This review contains spoilers.
7.8 The Fall From Heaven
Lorenzo the Magnificent seems to be surrounded by people who are more able to be leaders than himself. By virtue of his birth, he’s the leader of Florence, but is he the best leader of Florence? As we saw last week, Claire and Carlo seem more able to guide the Medici Bank than Lorenzo. Guiliano was the more popular member of the Medici family. Lucrezia is more able to negotiate the politics and secrecy needed by a leader. Leonardo is Leonardo. This week, it’s Duke Alfonso’s wife, Ippolita Maria Sforza (Jeany Spark) who shows up our fearless, mostly-helpless leader with a daring scheme of her own.
With Piero Da Vinci and one of King Ferrante’s own close advisers kidnapped by scenery-chewing French pirates, it’s up to Lorenzo to save the day. Well, it’s actually up to Ippolita to save the day. Lorenzo goes to negotiate with the pirates, attempting to buy them off – when they figure out just who Piero Da Vinci’s son is, the price mysteriously goes up since the famous artiste has killed some relatives of various pirates who happened to be heavies for the Pope. That’s when Ippolita shows that she’s the true brains of the operation and whistles, bringing out her guards who had apparently snuck on board the ship and were waiting to jump out and arrest the pirates. Pirates captured, she hands Lorenzo a sword and tells him to save Florence. Lorenzo benefits from the hard work of others yet again, slaying the pirate leader and earning Ferrante’s favor with a new body for his corpse museum.

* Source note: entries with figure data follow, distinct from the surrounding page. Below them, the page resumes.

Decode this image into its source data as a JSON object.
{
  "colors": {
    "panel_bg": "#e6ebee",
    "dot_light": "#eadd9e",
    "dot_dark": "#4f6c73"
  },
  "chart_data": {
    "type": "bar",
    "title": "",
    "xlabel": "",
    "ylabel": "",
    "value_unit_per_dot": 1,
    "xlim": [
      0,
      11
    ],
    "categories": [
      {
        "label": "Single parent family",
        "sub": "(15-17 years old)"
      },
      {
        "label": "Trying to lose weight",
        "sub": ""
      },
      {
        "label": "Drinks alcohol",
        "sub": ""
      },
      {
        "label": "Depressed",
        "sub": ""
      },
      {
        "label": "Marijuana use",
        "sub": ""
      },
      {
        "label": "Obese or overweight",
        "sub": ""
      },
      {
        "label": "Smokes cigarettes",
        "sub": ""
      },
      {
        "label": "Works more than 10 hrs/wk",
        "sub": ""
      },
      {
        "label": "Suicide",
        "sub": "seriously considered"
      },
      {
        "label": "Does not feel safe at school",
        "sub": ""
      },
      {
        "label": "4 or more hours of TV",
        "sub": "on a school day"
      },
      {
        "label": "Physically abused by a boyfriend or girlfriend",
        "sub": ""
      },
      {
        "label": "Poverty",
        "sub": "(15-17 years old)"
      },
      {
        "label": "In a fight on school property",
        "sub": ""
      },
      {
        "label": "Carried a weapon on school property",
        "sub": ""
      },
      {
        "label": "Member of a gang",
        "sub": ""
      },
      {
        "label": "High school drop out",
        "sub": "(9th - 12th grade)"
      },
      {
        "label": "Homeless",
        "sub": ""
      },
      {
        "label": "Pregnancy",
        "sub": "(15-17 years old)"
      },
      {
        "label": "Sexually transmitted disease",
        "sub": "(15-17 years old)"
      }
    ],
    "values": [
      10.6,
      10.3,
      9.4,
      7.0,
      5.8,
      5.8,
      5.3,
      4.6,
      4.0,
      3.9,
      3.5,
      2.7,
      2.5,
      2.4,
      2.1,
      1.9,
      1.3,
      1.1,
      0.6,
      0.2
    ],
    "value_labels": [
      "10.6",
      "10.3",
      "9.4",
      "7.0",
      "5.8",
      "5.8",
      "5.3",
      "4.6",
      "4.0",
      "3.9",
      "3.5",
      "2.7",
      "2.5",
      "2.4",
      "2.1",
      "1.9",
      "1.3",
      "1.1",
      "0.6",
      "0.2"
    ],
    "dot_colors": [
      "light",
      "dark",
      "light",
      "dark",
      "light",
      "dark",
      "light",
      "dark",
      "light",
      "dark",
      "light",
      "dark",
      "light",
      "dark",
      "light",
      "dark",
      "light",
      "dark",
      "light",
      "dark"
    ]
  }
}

Interestingly enough, Leonardo is also out-shone by the cleverness of his companions Nico and Zoroaster. Sure, Leonardo’s invention of the parachute saves the day as the boys flee the Vault of Heaven and the deadly, infuriated Incan people, but it was the clever thinking of Zoroaster who actually facilitated the escape, and the clever thinking of Nico that actually allowed Zoroaster to escape. It’s a smart bit of scripting, and it’s nice to see that Da Vinci’s crew is actually developing Nico’s role into the Machiavellian character he’s going to eventually become. It’s one of the best moments in the episode courtesy of writers Jonathan Hickman and Corey Reed, who get the credit for this week’s episode.
After having been captured last week, Leonardo and Zoroaster face the chopping block, quite literally. Down in the bowels of the pyramid, Zoroaster and Nico toil away butchering llamas for their meat or something else equally gross. Zoroaster, inspired by Leonardo’s use of a secret phrase, gets the idea to slip over to the room where jars of fat are contained and light said fat on fire. (Apparently llama fat explodes if you burn it?) In order to do this, Nico first informs the guard that Zoroaster is trying to escape, then he promptly stabs the guard to death while the guard is distracted with Zoroaster. That’s definitely a move worthy of the author of The Prince, and it allows the gang to flee into the Vault of Heaven; since fleeing through the jungles is a losing proposition, why not just fly over the jungles?
The second season of Da Vinci’s Demons started out really well. The first episode back was a strong, sustained, focused bit of film making, and there were several other episodes that were commendable during the season. However, the latter half of the series seems a little unfocused, a bit meandering. It’s almost as if they ran out of ideas for Leonardo and company in the New World and don’t have much in the way of ideas to make Lorenzo’s time in jail/captivity terribly exciting, so they’re trying to stretch out the stuff they do have a bit too much. Granted, in the real world, Lorenzo spent a two years or so as a guest of the King of Naples, so I’d imagine that the show won’t make things last as long as they have in real life, but it’s going to eat up a good chunk of this season, if not also the next.
However, one of the problems with the episode was the ability of Pope Sixtus to be, well, everywhere. He’s in the midst of an action sequence involving Lucrezia’s man-servant and a bunch of Turkish bodyguards, and then he’s in Naples to taunt Lorenzo Medici. Don’t get me wrong, the action sequence is pretty strong in the hands of Peter Hoar, but I’m not sure how Sixtus manages to get around so quickly, unless there’s some passage of time I’m not aware of between the two events. I’m not sure you can travel from Naples to Rome on horseback (or carriage) that promptly, but perhaps I’m wrong about my geography (Google Maps says it’s a 45-hour walk).
After a strong start, Da Vinci’s Demons seems to be losing some steam and reverting to the mean that it had in the first season. Passable entertainment occasionally executed very well, and occasionally meandering. It’s hard not to meander when you’re travelling across oceans, and the show has tried to keep things interesting (and work in a lot of history in the process), but it hasn’t always been successful. Good, but not great. However, with every season finale comes an uptick in the action, and I’m looking forward to getting back to Florence and resuming an exploration of Da Vinci’s talented madness.